Dokonując oceny wniosku pozwanej w kontekście art. 320 k.p.c. Sąd Rejonowy uznał, że w okolicznościach niniejszej sprawy jest on nieuzasadniony. Tenże sąd wskazał, że możliwości finansowe pozwanej są stosunkowo dobre. Miesięczne dochody gospodarstwa domowego pozwanej prowadzonego wspólnie z mężem i starszym synem wnoszą łącznie około 10 000 zł. Dochody z działalności gospodarczej prowadzonej przez pozwaną są na tyle wysokie, że pozwana jest w stanie zatrudniać siedmiu pracowników. Cały czas otrzymuje również należności wynikające z przysługującej jej wierzytelności przeciwko spółce (...). W ocenie Sądu Rejonowego fakt regulowania zobowiązań wobec innych wierzycieli tylko pośrednio wpływa na ocenę możliwości rozłożenia na raty zasądzonej należności. Powód nie może bowiem być dotknięty ograniczeniami w egzekwowaniu należnej mu kwoty tylko dlatego, że jego dłużnik reguluje inne zobowiązania. Niezrozumiałe byłoby oczekiwanie na wykonanie przez dłużniczkę zobowiązania przez okres prawie dwóch lat, tylko z tej przyczyny, że zamierza ona w pierwszej kolejności spłacić zobowiązania wobec innych wierzycieli, gdyż prowadzą oni postępowania egzekucyjne.

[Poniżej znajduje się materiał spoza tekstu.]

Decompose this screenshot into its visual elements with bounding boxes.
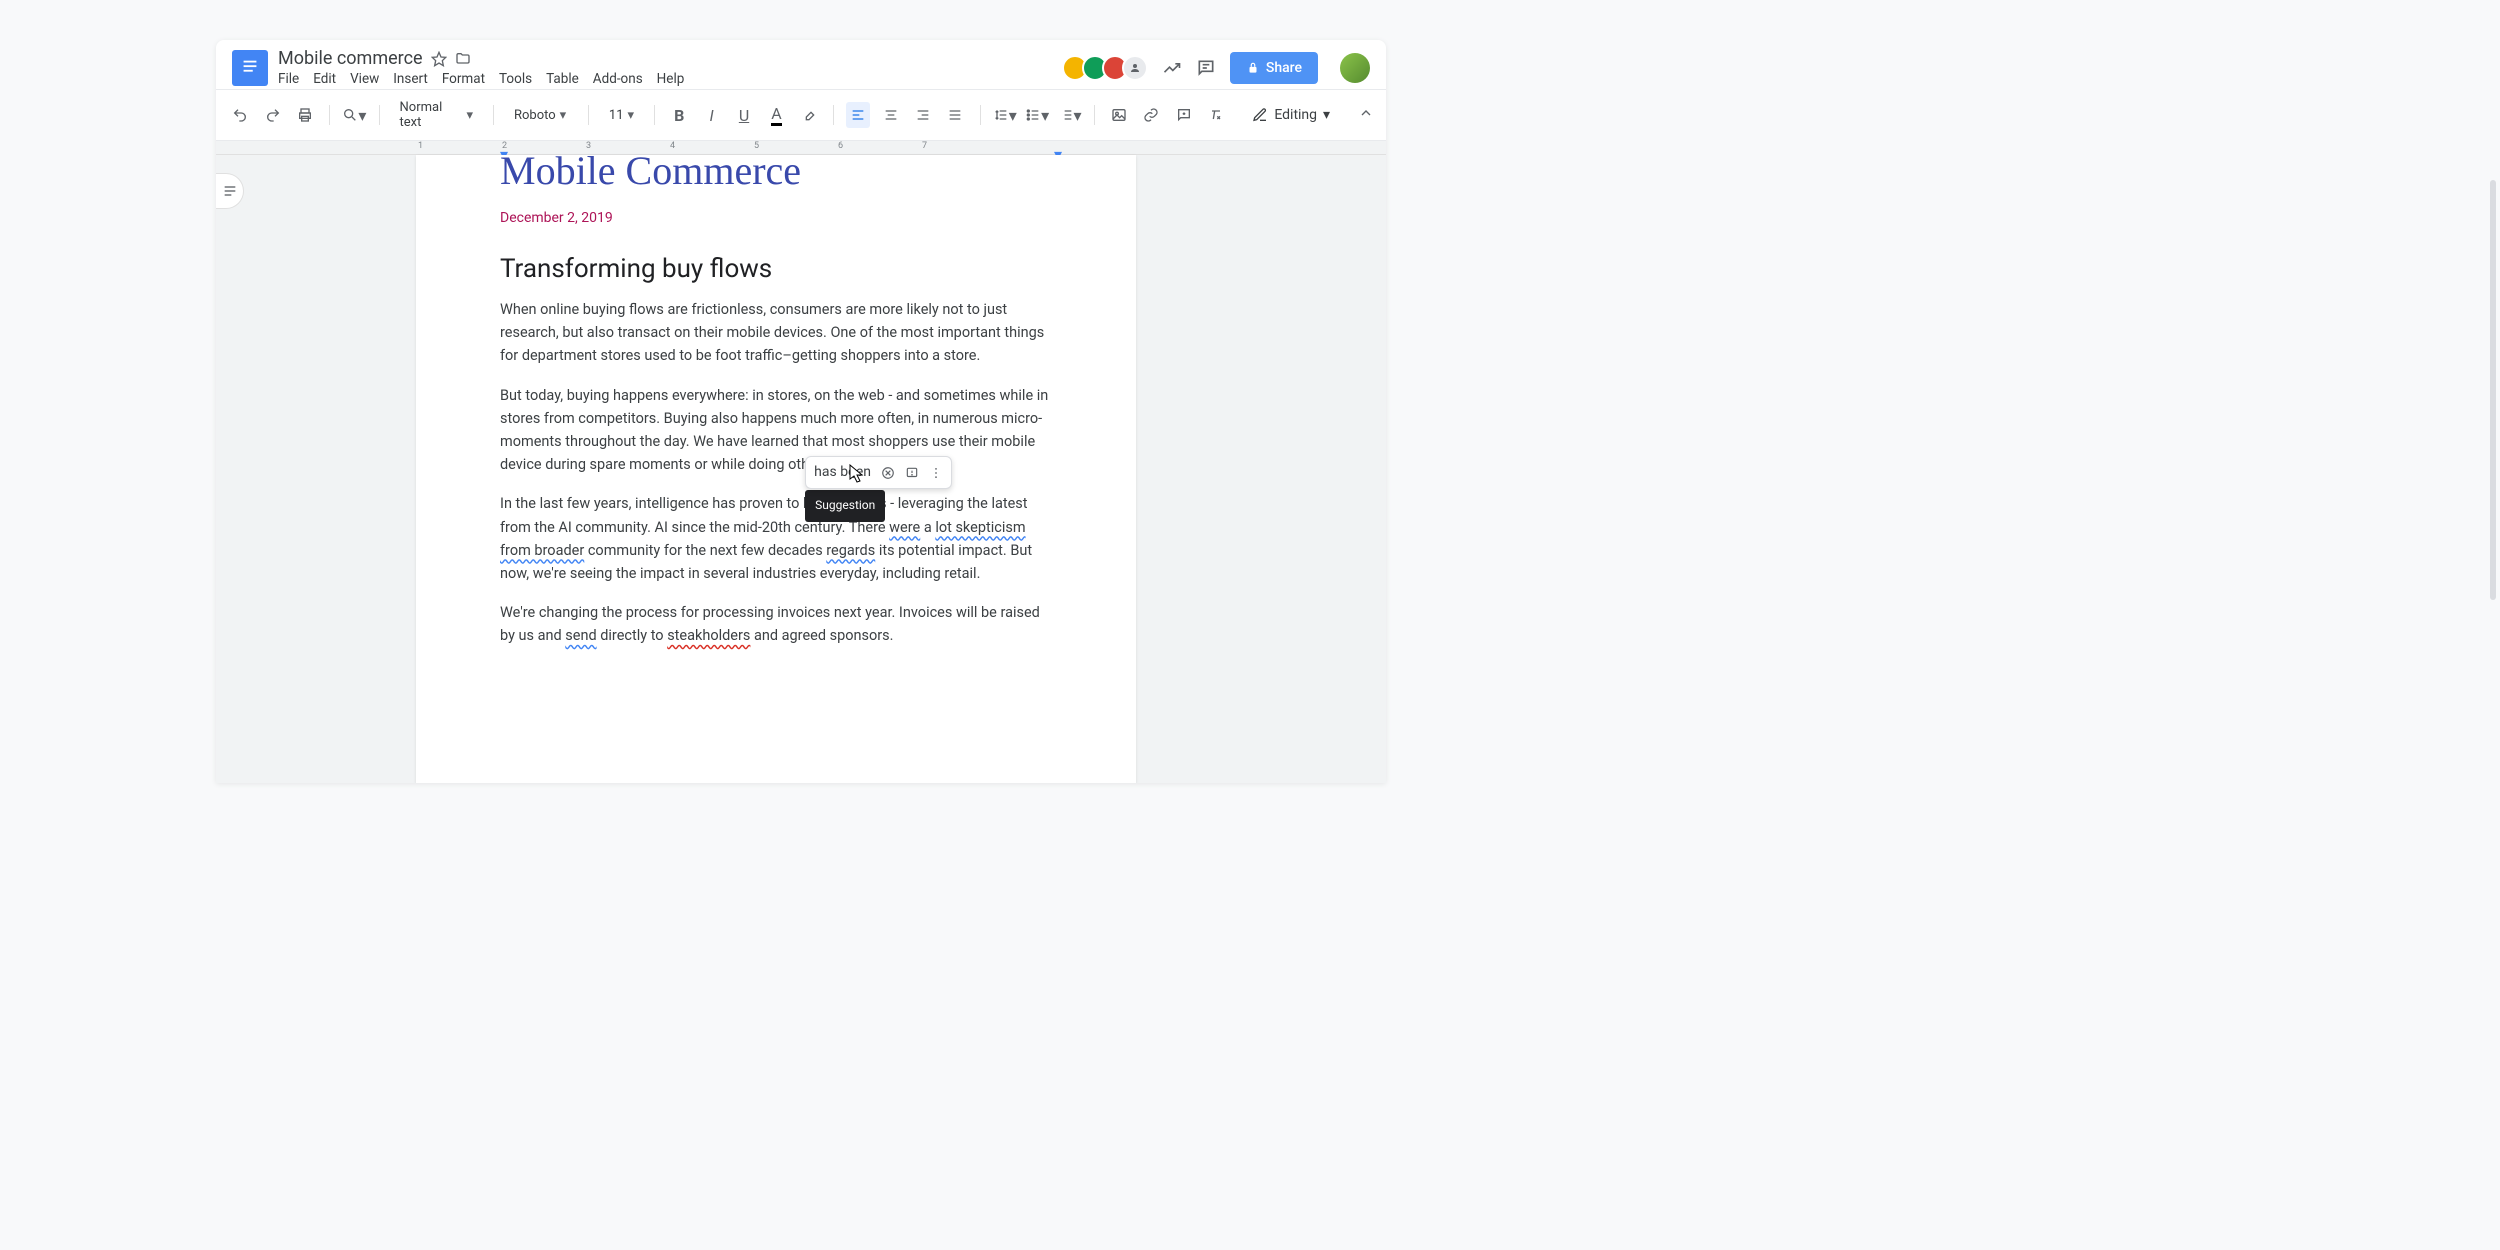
grammar-underline[interactable]: regards xyxy=(826,542,875,559)
align-center-button[interactable] xyxy=(878,102,902,128)
app-window: Mobile commerce File Edit View Insert Fo… xyxy=(216,40,1386,783)
menu-edit[interactable]: Edit xyxy=(313,71,336,87)
more-options-icon[interactable] xyxy=(929,466,943,480)
account-avatar[interactable] xyxy=(1340,53,1370,83)
clear-formatting-button[interactable] xyxy=(1204,102,1228,128)
print-button[interactable] xyxy=(293,102,317,128)
line-spacing-button[interactable]: ▾ xyxy=(993,102,1017,128)
doc-date: December 2, 2019 xyxy=(500,210,1052,226)
suggestion-tooltip: Suggestion xyxy=(805,490,885,521)
menu-format[interactable]: Format xyxy=(442,71,485,87)
collapse-toolbar-button[interactable] xyxy=(1358,105,1374,125)
suggestion-popup: has be̤en xyxy=(805,456,952,488)
menu-help[interactable]: Help xyxy=(657,71,685,87)
paragraph-style-select[interactable]: Normal text▾ xyxy=(392,96,482,134)
star-icon[interactable] xyxy=(431,51,447,67)
menu-table[interactable]: Table xyxy=(546,71,579,87)
doc-title-heading: Mobile Commerce xyxy=(500,147,1052,194)
undo-button[interactable] xyxy=(228,102,252,128)
paragraph-3: In the last few years, intelligence has … xyxy=(500,492,1052,585)
doc-heading-2: Transforming buy flows xyxy=(500,254,1052,284)
outline-toggle[interactable] xyxy=(216,173,244,209)
paragraph-1: When online buying flows are frictionles… xyxy=(500,298,1052,368)
highlight-color-button[interactable] xyxy=(797,102,821,128)
activity-icon[interactable] xyxy=(1162,58,1182,78)
menu-bar: File Edit View Insert Format Tools Table… xyxy=(278,71,684,87)
move-to-folder-icon[interactable] xyxy=(455,51,471,67)
title-bar: Mobile commerce File Edit View Insert Fo… xyxy=(216,40,1386,89)
align-justify-button[interactable] xyxy=(943,102,967,128)
font-family-select[interactable]: Roboto▾ xyxy=(506,104,576,127)
italic-button[interactable]: I xyxy=(699,102,723,128)
grammar-underline[interactable]: were xyxy=(889,519,920,536)
feedback-icon[interactable] xyxy=(905,466,919,480)
zoom-button[interactable]: ▾ xyxy=(342,102,366,128)
align-right-button[interactable] xyxy=(911,102,935,128)
paragraph-4: We're changing the process for processin… xyxy=(500,601,1052,647)
mouse-cursor-icon xyxy=(849,464,865,484)
insert-image-button[interactable] xyxy=(1107,102,1131,128)
document-page[interactable]: Mobile Commerce December 2, 2019 Transfo… xyxy=(416,155,1136,783)
numbered-list-button[interactable]: ▾ xyxy=(1057,102,1081,128)
formatting-toolbar: ▾ Normal text▾ Roboto▾ 11▾ B I U A ▾ ▾ ▾… xyxy=(216,89,1386,141)
insert-link-button[interactable] xyxy=(1139,102,1163,128)
editing-mode-select[interactable]: Editing▾ xyxy=(1244,103,1338,127)
align-left-button[interactable] xyxy=(846,102,870,128)
collaborator-avatars[interactable] xyxy=(1068,55,1148,81)
add-comment-button[interactable] xyxy=(1172,102,1196,128)
grammar-underline[interactable]: lot skepticism xyxy=(935,519,1025,536)
share-button[interactable]: Share xyxy=(1230,52,1318,84)
paragraph-2: But today, buying happens everywhere: in… xyxy=(500,384,1052,477)
menu-insert[interactable]: Insert xyxy=(393,71,428,87)
menu-view[interactable]: View xyxy=(350,71,379,87)
grammar-underline[interactable]: send xyxy=(565,627,596,644)
bullet-list-button[interactable]: ▾ xyxy=(1025,102,1049,128)
redo-button[interactable] xyxy=(260,102,284,128)
menu-file[interactable]: File xyxy=(278,71,299,87)
document-title[interactable]: Mobile commerce xyxy=(278,48,423,69)
underline-button[interactable]: U xyxy=(732,102,756,128)
bold-button[interactable]: B xyxy=(667,102,691,128)
grammar-underline[interactable]: from broader xyxy=(500,542,584,559)
dismiss-suggestion-icon[interactable] xyxy=(881,466,895,480)
spelling-underline[interactable]: steakholders xyxy=(667,627,750,644)
docs-icon[interactable] xyxy=(232,50,268,86)
document-area: Mobile Commerce December 2, 2019 Transfo… xyxy=(216,155,1386,783)
menu-addons[interactable]: Add-ons xyxy=(593,71,643,87)
share-label: Share xyxy=(1266,60,1302,76)
open-comments-icon[interactable] xyxy=(1196,58,1216,78)
text-color-button[interactable]: A xyxy=(764,102,788,128)
menu-tools[interactable]: Tools xyxy=(499,71,532,87)
font-size-select[interactable]: 11▾ xyxy=(601,104,642,127)
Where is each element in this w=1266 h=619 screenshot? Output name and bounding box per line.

W konkluzji Sąd Rejonowy stwierdził, że powództwo podlegało uwzględnieniu w całości, zaś żądanie rozłożenia zasądzonej kwoty na raty było nieuzasadnione.

O kosztach procesu Sąd Rejonowy orzekł na podstawie art. 98 § 1 i 3 k.p.c.

Apelację od opisanego wyroku wywiodła pozwana zaskarżając orzeczenie Sądu Rejonowego co do punktu pierwszego, w zakresie odmowy rozłożenia na raty kwoty zasądzonej od pozwanej na rzecz powoda.

Zaskarżonemu orzeczeniu zarzuciła naruszenie zasady swobodnej oceny dowodów przez uznanie, że w przedmiotowej sprawie nie zachodzi szczególnie uzasadniony przypadek powalający sądowi rozłożyć na raty zasądzone świadczenie, podczas gdy z załączonych akt sprawy 2 Ds. 1266/15 wynika, że pozwana zaciągnęła pożyczki w łącznej kwoty 350 000 zł i wszystkie uzyskane środki przekazała do kasy Przedsiębiorstwa (...), aby ratować kontrakt zagrożony przez brak płynności finansowej.

Powołując się na powyższe apelująca wniosła o uchylenie zaskarżonego wyroku i przekazanie sprawy Sądowi I instancji do ponownego rozpoznania oraz rozstrzygnięcia o kosztach postępowania apelacyjnego, ewentualnie o zmianę wyroku w zaskarżonej części i rozłożenie zasądzonej kwoty na raty po 500 zł miesięcznie.

W odpowiedzi na apelację powód wniósł o jej oddalenie, jako bezzasadnej i zasądzenie od pozwanej na swą rzecz kosztów procesu, wedle norm przepisanych.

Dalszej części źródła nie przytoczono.